Peki neden böyle bir artış yaşanıyor? Türkiye’de durum ne?
Son dönemde beyin kanaması vakalarına dair çarpıcı ve farklı haberler gündemde yer aldı; hem bilim insanlarından hem siyasetçilerden hem de vatandaşlardan yaşanan sağlık mücadeleleri kamuoyunun dikkatini çekti.
Örneğin, dünya çapında tanınan Türk bilim insanı Doç. Dr. Canan Dağdeviren, yaptığı son sosyal medya paylaşımında, 9 Haziran’da beyin kanaması geçirdiğini, 12 gün yoğun bakımda kaldığını ve ölümün kıyısından döndüğünü açıklamıştı. Tedavi sürecinde 964 adet ilaç kullandığını söyleyen Dağdeviren “Bir mucize yaşadım” dedi.
Deprem tahminleriyle sık sık gündeme gelen Jeofizik Yüksek Mühendisi Prof. Dr. Övgün Ahmet Ercan, Bosna-Hersek’te geçirdiği beyin kanaması ve inme nedeniyle hastaneye kaldırılmıştı. Ercan, sosyal medya hesabından yaptığı açıklamada “Boyundan bele kadar omurilik boyunca gelen ağrıyla 22/12 tansiyonla ambulansla Sarayova Hastanesi’ne kaldırıldım. 3 saatlik yoğun müdahaleyle tansiyonum 13/7,5’a düşürüldü. Beyin kanaması ve inme atlattım” ifadelerini kullandı.
Sırbistan Kamu Yatırımları Bakanı Darko Glisic de geçtiğimiz günlerde sabah saatlerinde katıldığı bir TV programında, canlı yayın sırasında beyin kanaması geçirmişti. Glisic’in bir süre sonra fenalaşması üzerine canlı yayının kesildi ve bakan hastaneye kaldırıldı.
Burdur’un Gölhisar geçtiğimiz günlerde evinde düşerek beyin kanaması geçiren H.T. (34), önce ambulans ile Gölhisar Devlet Hastanesi’ne, buradan da Burdur Devlet Hastanesi’ne kaldırılmıştı. Hastanede üç gündür yoğun bakımda tedavisi süren H.T.’nin beyin ölümü gerçekleşmişti. Burdur Devlet Hastanesi Organ Nakil Birimi tarafından aile ile yapılan görüşme sonrasında H.T.’nin organları bağışlandı.
‘SON 10 YILDA YÜZDE 15-20 ARTIŞ GÖZLENDİ, HATTA…’
Özel bir üniversite hastanesinde Beyin ve Sinir Cerrahisi Uzmanı olan Doç. Dr. Muhammet Arif Özbek, “Son yıllarda beyin kanaması vakalarının yalnızca ileri yaş grubunda değil, gençlerde de artış gösterdiği doğru. Yapılan değerlendirmelere göre, özellikle son 10 yıl içerisinde gençlerde görülen beyin kanaması oranında yaklaşık yüzde 15-20 artış gözlendi. Bu eğilimin önümüzdeki yıllarda da devam edebileceğini söyleyebilirim. Zaten pek çok uzman da bu şekilde düşünüyor” ifadelerini kullandı.
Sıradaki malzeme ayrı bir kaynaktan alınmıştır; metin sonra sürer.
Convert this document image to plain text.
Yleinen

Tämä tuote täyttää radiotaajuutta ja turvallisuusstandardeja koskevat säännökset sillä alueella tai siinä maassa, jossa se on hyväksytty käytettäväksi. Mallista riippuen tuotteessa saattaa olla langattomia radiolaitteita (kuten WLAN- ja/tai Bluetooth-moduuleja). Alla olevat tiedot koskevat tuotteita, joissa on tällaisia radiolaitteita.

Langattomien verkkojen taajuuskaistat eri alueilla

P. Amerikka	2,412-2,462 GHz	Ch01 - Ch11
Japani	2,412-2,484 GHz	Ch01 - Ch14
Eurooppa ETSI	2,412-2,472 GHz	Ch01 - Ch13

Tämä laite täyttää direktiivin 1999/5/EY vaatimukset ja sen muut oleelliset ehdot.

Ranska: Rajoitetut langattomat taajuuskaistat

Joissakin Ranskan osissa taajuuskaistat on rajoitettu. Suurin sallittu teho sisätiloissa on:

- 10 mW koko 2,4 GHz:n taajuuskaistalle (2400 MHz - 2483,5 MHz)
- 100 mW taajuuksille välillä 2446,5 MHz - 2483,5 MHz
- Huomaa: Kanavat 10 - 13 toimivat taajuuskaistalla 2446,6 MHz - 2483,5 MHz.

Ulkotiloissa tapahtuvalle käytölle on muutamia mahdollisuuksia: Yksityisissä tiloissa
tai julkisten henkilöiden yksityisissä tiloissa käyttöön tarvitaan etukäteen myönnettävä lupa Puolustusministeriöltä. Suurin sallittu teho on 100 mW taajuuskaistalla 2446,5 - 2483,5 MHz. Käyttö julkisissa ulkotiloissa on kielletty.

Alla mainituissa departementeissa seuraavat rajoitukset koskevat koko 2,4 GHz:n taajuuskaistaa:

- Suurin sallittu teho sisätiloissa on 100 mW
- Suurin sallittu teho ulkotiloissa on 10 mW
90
BU ARTIŞIN ALTINDA YATAN NEDENLER NELER?
Doç. Dr. Muhammet Arif Özbek, gençlerdeki beyin kanamalarında anevrizma ve doğuştan gelen damar bozukluklarının önemli rol oynadığını belirtirken, yüksek tansiyon, obezite, hareketsiz yaşam, sigara, alkol ve özellikle enerji içeceklerinin aşırı tüketiminin risk faktörlerini ciddi şekilde artırdığına dikkat çekti.
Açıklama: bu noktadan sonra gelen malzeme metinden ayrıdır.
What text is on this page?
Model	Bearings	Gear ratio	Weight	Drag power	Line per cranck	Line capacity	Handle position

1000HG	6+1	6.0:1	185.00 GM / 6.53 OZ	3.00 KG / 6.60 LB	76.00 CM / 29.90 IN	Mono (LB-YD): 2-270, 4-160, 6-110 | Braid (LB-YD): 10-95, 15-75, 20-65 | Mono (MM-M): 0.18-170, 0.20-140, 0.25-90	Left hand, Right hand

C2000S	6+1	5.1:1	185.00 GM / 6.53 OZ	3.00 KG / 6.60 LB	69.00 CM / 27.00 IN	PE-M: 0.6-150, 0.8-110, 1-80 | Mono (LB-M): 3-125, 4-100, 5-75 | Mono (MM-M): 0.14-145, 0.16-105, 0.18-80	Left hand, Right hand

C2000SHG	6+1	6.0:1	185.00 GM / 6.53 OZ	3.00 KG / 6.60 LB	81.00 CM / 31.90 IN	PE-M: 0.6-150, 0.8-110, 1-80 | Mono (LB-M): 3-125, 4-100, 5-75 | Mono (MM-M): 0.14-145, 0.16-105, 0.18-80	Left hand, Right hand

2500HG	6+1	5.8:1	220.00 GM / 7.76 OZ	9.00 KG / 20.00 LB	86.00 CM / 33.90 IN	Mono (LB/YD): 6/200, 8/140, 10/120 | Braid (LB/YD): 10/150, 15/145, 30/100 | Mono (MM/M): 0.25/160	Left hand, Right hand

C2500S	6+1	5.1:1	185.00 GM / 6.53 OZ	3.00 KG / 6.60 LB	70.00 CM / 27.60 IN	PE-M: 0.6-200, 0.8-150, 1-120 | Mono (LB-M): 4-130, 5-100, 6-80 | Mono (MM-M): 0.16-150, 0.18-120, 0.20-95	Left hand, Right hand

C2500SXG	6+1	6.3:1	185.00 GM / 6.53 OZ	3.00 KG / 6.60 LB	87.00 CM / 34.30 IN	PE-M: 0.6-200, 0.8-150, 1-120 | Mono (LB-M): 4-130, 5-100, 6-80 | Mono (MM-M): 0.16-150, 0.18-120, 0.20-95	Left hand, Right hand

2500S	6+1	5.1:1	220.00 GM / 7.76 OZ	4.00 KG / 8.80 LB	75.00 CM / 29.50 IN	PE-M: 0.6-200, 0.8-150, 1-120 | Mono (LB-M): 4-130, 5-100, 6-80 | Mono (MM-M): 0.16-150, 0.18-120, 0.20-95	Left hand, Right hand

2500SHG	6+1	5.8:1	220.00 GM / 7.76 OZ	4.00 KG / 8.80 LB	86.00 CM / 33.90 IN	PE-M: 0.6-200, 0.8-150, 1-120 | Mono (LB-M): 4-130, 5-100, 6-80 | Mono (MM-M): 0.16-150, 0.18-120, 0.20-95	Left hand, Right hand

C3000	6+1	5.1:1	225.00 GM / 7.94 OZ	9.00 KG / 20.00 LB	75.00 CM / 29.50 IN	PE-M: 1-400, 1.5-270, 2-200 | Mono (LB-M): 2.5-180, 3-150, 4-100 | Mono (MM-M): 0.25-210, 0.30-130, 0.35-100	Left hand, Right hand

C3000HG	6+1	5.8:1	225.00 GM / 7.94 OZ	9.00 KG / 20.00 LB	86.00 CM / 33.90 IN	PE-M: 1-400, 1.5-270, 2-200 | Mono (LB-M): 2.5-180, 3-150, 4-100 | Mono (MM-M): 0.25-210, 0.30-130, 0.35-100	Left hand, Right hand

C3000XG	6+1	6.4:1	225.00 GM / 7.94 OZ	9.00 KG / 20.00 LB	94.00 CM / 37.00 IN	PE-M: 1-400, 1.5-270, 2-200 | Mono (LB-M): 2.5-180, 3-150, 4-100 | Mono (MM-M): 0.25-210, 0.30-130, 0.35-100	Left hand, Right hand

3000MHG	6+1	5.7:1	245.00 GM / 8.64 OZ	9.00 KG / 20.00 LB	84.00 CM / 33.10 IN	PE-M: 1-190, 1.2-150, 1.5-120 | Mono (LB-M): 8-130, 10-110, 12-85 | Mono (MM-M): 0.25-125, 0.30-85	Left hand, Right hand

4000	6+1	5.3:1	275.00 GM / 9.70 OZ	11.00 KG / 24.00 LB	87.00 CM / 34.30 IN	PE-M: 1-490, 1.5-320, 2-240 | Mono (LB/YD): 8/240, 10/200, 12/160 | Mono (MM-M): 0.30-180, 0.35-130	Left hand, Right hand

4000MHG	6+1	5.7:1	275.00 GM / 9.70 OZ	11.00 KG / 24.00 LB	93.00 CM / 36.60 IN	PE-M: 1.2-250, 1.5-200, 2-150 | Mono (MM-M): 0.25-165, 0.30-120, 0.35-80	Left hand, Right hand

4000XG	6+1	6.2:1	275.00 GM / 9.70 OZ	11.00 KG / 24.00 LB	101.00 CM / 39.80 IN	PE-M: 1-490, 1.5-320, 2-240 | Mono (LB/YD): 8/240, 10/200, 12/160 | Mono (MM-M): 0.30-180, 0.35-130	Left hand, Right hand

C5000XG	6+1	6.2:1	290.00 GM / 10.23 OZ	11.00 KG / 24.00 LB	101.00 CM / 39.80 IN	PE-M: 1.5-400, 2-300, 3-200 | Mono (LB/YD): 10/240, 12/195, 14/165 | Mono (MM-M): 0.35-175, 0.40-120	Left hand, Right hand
“Genetik altyapı ile çevresel tetikleyicilerin birleşmesi, genç yaşta beyin kanaması geçirme olasılığını önemli ölçüde artırıyor” diyen Doç. Dr. Özbek, bu faktörlerin birlikte değerlendirilmesinin tanı ve tedavi süreçlerinde kritik öneme sahip olduğunu ifade etti.
Ayrıca modern beslenme alışkanlıklarının damar sağlığı üzerindeki etkileri konusunda tartışmalar sürüyor. Pek çok uzman, GDO’lu gıdalar ve katkı maddelerinin doğrudan beyin kanamasına yol açtığına dair güçlü bir kanıt olmadığını, ancak damar sağlığını olumsuz etkileyebilecek dolaylı mekanizmaların varlığının göz ardı edilmemesi gerektiğini ifade ediyor.
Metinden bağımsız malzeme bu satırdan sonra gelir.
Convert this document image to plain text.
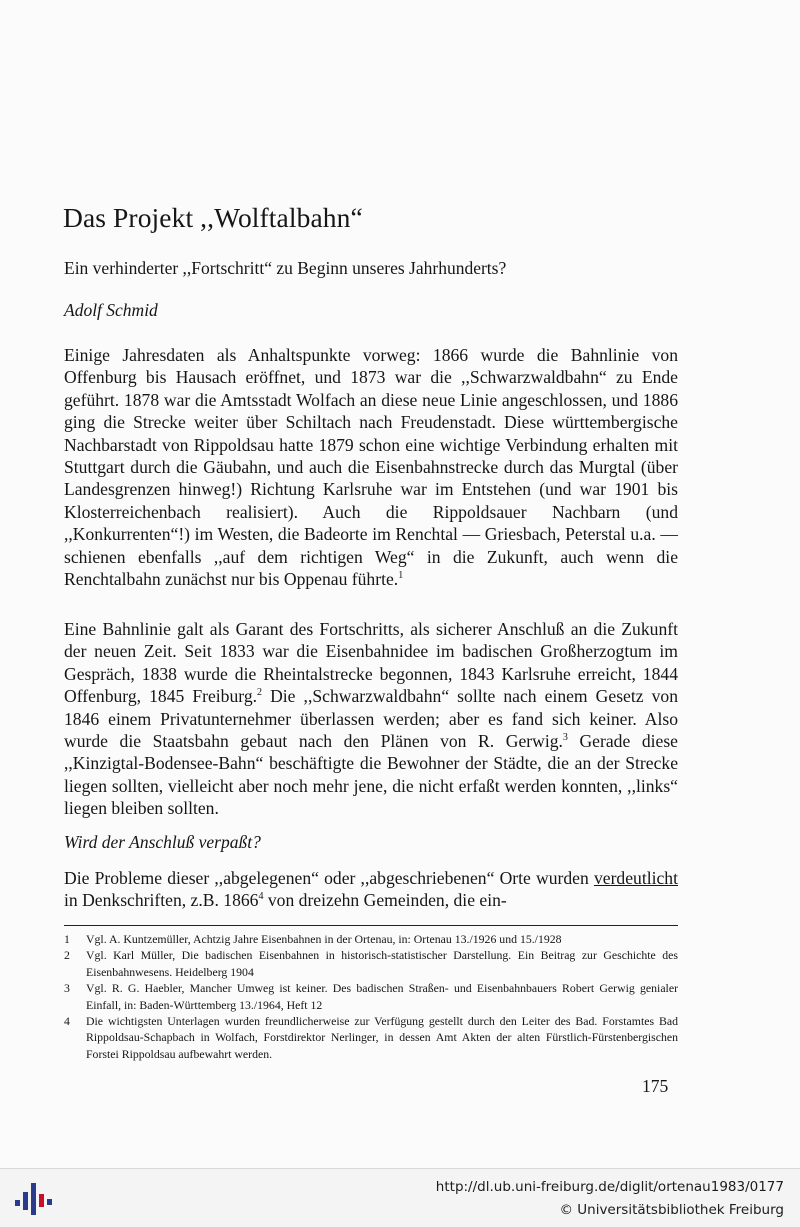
Das Projekt ,,Wolftalbahn“

Ein verhinderter ,,Fortschritt“ zu Beginn unseres Jahrhunderts?

Adolf Schmid

Einige Jahresdaten als Anhaltspunkte vorweg: 1866 wurde die Bahnlinie von Offenburg bis Hausach eröffnet, und 1873 war die ,,Schwarzwaldbahn“ zu Ende geführt. 1878 war die Amtsstadt Wolfach an diese neue Linie angeschlossen, und 1886 ging die Strecke weiter über Schiltach nach Freudenstadt. Diese württembergische Nachbarstadt von Rippoldsau hatte 1879 schon eine wichtige Verbindung erhalten mit Stuttgart durch die Gäubahn, und auch die Eisenbahnstrecke durch das Murgtal (über Landesgrenzen hinweg!) Richtung Karlsruhe war im Entstehen (und war 1901 bis Klosterreichenbach realisiert). Auch die Rippoldsauer Nachbarn (und ,,Konkurrenten“!) im Westen, die Badeorte im Renchtal — Griesbach, Peterstal u.a. — schienen ebenfalls ,,auf dem richtigen Weg“ in die Zukunft, auch wenn die Renchtalbahn zunächst nur bis Oppenau führte.$^1$

Eine Bahnlinie galt als Garant des Fortschritts, als sicherer Anschluß an die Zukunft der neuen Zeit. Seit 1833 war die Eisenbahnidee im badischen Großherzogtum im Gespräch, 1838 wurde die Rheintalstrecke begonnen, 1843 Karlsruhe erreicht, 1844 Offenburg, 1845 Freiburg.$^2$ Die ,,Schwarzwaldbahn“ sollte nach einem Gesetz von 1846 einem Privatunternehmer überlassen werden; aber es fand sich keiner. Also wurde die Staatsbahn gebaut nach den Plänen von R. Gerwig.$^3$ Gerade diese ,,Kinzigtal-Bodensee-Bahn“ beschäftigte die Bewohner der Städte, die an der Strecke liegen sollten, vielleicht aber noch mehr jene, die nicht erfaßt werden konnten, ,,links“ liegen bleiben sollten.

Wird der Anschluß verpaßt?

Die Probleme dieser ,,abgelegenen“ oder ,,abgeschriebenen“ Orte wurden verdeutlicht in Denkschriften, z.B. 1866$^4$ von dreizehn Gemeinden, die ein-

1	Vgl. A. Kuntzemüller, Achtzig Jahre Eisenbahnen in der Ortenau, in: Ortenau 13./1926 und 15./1928
2	Vgl. Karl Müller, Die badischen Eisenbahnen in historisch-statistischer Darstellung. Ein Beitrag zur Geschichte des Eisenbahnwesens. Heidelberg 1904
3	Vgl. R. G. Haebler, Mancher Umweg ist keiner. Des badischen Straßen- und Eisenbahnbauers Robert Gerwig genialer Einfall, in: Baden-Württemberg 13./1964, Heft 12
4	Die wichtigsten Unterlagen wurden freundlicherweise zur Verfügung gestellt durch den Leiter des Bad. Forstamtes Bad Rippoldsau-Schapbach in Wolfach, Forstdirektor Nerlinger, in dessen Amt Akten der alten Fürstlich-Fürstenbergischen Forstei Rippoldsau aufbewahrt werden.

175

http://dl.ub.uni-freiburg.de/diglit/ortenau1983/0177
© Universitätsbibliothek Freiburg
GENÇLERDE VE YAŞLILARDA FARKLI NEDENLER ÖN PLANDA
Beyin kanamasının yaş gruplarına göre farklı patolojik nedenlerle ortaya çıktığını belirten Doç. Dr. Muhammet Arif Özbek, “Yaşlı bireylerde genellikle hipertansiyona bağlı küçük damar yırtıkları görülürken, gençlerde daha çok anevrizma patlaması veya damar malformasyonları ön planda oluyor” dedi.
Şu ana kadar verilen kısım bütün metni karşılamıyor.